On 8/9/21 3:07 PM, Hope Rouselle wrote:
I'm looking for questions to put on a test for students who never had
any experience with programming, but have learned to use Python's
procedures, default arguments, if-else, strings, tuples, lists and
dictionaries.  (There's no OOP at all in this course.  Students don't
even write ls.append(...).  They write list.append(ls, ...)).

Nitpickery... there *is* OOP in the course, they just don't know it.

Long long ago (over 20 yrs now) I developed a Python course for a commercial training provider, and in it I claimed one of the great things about Python was it supported all kinds of object oriented programming techniques, but you could also use it without doing anything object oriented. If I wrote a course now, I'd never make that claim, because everything you do in Python is pretty much object oriented.

>>> x = list()
>>> type(x)
<class 'list'>
>>> dir(x)
['__add__', '__class__', '__class_getitem__', '__contains__', '__delattr__', '__delitem__', '__dir__', '__doc__', '__eq__', '__format__', '__ge__', '__getattribute__', '__getitem__', '__gt__', '__hash__', '__iadd__', '__imul__', '__init__', '__init_subclass__', '__iter__', '__le__', '__len__', ' __lt__', '__mul__', '__ne__', '__new__', '__reduce__', '__reduce_ex__', '__repr__', '__reversed__', '__rmul__', '__setattr__', '__setitem__', '__sizeof__', '__str__', '__subclasshook__', 'append', 'clear', 'copy', 'count', 'extend', 'index', 'insert', 'pop', 'remove', 'reverse', 'sort']
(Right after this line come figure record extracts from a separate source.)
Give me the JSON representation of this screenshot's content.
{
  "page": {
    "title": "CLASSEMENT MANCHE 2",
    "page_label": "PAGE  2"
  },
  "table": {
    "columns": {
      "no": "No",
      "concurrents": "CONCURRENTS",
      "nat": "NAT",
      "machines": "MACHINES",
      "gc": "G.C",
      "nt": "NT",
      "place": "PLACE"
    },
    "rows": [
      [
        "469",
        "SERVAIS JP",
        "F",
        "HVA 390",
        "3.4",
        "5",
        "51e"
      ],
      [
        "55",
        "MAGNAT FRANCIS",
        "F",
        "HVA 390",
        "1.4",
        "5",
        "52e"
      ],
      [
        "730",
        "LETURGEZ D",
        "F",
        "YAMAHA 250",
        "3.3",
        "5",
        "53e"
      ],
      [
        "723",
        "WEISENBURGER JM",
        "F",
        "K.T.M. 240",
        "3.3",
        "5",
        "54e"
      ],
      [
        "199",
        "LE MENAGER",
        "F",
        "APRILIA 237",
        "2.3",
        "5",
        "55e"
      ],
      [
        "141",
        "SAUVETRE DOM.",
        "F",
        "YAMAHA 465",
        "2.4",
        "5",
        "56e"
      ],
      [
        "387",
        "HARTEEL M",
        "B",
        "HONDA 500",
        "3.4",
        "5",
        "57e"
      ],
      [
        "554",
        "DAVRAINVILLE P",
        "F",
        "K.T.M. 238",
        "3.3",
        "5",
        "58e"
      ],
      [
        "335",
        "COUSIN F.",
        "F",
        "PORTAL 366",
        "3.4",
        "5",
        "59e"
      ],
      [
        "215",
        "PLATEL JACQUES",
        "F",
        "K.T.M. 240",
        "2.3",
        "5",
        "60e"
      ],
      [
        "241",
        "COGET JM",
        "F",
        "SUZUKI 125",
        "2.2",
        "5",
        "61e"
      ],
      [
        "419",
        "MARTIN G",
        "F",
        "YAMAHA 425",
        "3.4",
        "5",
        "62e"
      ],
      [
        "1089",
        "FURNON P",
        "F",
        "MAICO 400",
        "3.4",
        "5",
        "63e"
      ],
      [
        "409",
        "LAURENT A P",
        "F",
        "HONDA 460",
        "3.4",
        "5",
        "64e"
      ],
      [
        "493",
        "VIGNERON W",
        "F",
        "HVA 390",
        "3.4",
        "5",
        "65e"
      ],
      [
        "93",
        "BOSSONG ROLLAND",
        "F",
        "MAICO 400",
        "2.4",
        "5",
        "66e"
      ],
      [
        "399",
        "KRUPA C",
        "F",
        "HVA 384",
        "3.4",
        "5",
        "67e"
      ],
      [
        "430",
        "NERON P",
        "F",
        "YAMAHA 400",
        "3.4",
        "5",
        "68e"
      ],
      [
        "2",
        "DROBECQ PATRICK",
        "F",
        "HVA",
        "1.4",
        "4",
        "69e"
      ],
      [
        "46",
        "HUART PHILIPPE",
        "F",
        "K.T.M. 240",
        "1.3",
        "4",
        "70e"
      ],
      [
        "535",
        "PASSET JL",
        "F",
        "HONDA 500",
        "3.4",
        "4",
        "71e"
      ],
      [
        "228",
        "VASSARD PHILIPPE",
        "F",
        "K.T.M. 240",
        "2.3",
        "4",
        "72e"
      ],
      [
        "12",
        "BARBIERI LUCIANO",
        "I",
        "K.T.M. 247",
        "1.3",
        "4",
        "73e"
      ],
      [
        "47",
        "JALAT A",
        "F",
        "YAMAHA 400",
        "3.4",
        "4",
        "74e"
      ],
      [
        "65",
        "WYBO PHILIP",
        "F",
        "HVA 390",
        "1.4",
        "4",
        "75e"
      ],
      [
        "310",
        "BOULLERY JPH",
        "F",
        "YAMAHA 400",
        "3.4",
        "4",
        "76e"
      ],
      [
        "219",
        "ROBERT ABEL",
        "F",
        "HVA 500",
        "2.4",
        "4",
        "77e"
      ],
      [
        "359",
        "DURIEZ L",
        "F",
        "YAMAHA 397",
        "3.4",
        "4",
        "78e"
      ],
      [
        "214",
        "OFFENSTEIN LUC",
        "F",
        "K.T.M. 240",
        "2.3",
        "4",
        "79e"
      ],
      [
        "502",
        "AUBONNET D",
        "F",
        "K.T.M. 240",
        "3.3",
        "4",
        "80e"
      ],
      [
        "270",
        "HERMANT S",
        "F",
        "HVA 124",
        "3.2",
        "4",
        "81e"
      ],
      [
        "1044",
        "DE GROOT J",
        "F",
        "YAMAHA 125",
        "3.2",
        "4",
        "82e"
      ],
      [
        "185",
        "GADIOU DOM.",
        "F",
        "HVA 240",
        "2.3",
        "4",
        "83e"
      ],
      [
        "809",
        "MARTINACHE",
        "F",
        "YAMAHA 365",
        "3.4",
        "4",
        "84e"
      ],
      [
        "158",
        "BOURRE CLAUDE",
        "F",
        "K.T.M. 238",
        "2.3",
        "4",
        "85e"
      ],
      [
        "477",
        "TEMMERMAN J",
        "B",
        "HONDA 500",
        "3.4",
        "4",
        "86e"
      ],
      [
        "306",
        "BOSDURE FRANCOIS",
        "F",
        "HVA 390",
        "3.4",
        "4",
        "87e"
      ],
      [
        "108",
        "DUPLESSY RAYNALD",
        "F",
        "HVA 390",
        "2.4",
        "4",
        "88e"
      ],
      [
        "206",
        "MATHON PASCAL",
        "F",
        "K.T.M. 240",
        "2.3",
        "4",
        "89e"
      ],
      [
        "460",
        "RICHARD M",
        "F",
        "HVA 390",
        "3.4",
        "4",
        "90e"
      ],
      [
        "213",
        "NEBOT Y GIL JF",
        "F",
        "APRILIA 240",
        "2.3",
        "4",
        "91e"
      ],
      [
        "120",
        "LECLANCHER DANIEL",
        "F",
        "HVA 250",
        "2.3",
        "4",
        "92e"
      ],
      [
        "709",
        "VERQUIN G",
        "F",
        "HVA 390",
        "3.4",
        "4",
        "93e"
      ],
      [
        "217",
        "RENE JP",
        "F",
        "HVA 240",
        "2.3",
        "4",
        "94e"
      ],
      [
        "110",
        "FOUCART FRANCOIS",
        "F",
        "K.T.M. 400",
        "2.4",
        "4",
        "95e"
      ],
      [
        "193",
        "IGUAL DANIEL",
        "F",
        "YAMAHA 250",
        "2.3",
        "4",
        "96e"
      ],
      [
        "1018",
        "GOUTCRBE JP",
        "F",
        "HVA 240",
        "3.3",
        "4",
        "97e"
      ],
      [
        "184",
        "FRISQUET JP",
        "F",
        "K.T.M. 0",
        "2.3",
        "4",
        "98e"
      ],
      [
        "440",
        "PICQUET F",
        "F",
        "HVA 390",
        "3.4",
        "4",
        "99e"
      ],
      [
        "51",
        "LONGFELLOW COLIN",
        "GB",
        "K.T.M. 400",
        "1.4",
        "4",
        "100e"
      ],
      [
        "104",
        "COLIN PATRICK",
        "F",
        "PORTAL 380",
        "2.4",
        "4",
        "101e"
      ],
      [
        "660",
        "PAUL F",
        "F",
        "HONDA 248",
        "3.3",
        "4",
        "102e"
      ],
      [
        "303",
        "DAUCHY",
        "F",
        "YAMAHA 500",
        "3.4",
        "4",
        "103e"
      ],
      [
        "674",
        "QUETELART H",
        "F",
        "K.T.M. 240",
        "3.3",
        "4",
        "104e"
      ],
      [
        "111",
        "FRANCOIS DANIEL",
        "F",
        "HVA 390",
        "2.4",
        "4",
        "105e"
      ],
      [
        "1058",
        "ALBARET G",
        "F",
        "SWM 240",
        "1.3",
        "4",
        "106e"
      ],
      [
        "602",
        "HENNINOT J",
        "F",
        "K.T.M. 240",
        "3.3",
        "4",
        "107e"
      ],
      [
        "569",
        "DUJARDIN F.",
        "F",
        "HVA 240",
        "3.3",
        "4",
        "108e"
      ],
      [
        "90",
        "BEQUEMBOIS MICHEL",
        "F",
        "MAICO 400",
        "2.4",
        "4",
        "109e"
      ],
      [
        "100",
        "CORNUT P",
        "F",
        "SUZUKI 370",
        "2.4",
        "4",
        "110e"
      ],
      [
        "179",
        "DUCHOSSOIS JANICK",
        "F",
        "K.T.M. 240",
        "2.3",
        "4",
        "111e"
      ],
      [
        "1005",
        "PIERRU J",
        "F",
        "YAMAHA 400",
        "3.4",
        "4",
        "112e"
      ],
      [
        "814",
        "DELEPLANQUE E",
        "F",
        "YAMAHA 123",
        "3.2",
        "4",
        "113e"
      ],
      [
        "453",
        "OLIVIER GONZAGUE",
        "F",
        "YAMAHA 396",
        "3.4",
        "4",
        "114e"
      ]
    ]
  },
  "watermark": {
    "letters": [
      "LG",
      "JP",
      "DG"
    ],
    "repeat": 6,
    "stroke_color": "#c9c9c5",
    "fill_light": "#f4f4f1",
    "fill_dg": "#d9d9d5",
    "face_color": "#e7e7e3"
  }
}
list is a class and it has methods... it's "object-oriented"!


Even if you do

x = 2 + 3

you're actually creating an integer object with a value of 2, and calling its add method to add the integer object with the value of 3 to it. The syntax hides it, but in a way it's just convenience that it does so...

>>> 2 + 3
5
>>> x = 2
>>> x.__add__(3)
5


sorry for nitpicking :) But... don't be afraid of letting them know it's OOP, and it''s not huge and complex and scary!